MediaNews - Introduction

Travis-CI Build Status CRAN_Status_Badge

An implementation to perform analysis on different media channels by extracting textual data from its source, based on users choice of keywords. These data can be used to perform text analysis in order to identify patterns in respective media reporting. The media channels used in this package are print media. The data (or news) used are publicly available to consumers.

Prerequisites

For this package to run into your system (R or RStudio) following packages are requried:

Installing

You can install the library as follows:

### Install Prerequisites
pkgs <- c("rvest","xml2","lubridate","stopwords")
install.packages(pkgs)
### Load Prerequisites - Not Requried. Installation well be enough 
lapply(pkgs, library, character.only = TRUE)

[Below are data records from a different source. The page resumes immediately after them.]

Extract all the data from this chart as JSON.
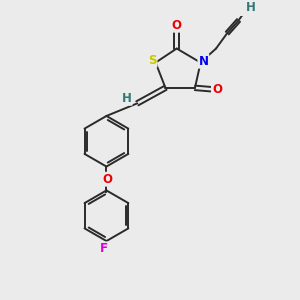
{
  "background_color": "#ebebeb",
  "bond_color": "#2a2a2a",
  "atom_colors": {
    "S": "#c8c800",
    "N": "#0000ee",
    "O": "#ee0000",
    "F": "#dd00dd",
    "H": "#337777",
    "C": "#2a2a2a"
  },
  "figsize": [
    3.0,
    3.0
  ],
  "dpi": 100,
  "lw": 1.4,
  "fontsize": 8.5
}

### Install package from GitHub
install.package("devtools") #Run only once
library(devtools)
install_github("vaima75/MediaNews") #Run only once
### Load the package
library(MediaNews)

Running the tests

1. Extraction

Following examples show how to extract text and get it in the form of DataFrame or write to disk

# Creates Dataset by filtering 31 days from current date
NewsDataset1 = TOI_News_Articles(keywords = "US Politics", start_date = Sys.Date()- 31, end_date = Sys.Date())

# Creates Dataset by custom filtering through dates
NewsDataset2 = TOI_News_Articles(keywords = "BaseBall", start_date = "2019-09-20", end_date = "2019-10-20")

# Creates Dataset on keywords
NewsDataset3 = TOI_News_Articles(keywords = "AirLines")

# Write files to disk
TOI_News_Articles(keywords = "AirLines",  AsDataFrame = FALSE)

2. Cleaning

After extraction data in the form of DataFrame you can use customized text cleaning function to remove unwanted text from body.

## Creates Dataset based on keysword 
NewsData = TOI_News_Articles("AirLines")

## Identify any potential factor columns
vc = sapply(NewsData, is.factor)

## Convert factors to characters
NewsData[vc] = lapply(NewsData[vc], as.character)

## Clean text on specific character columns
for (i in 1:nrow(NewsData)) NewsData$News[i] = ClearText(NewsData$News[i])

Author

Vatsal Aima

License

This project is licensed under the GNU Lesser General Public License version 3.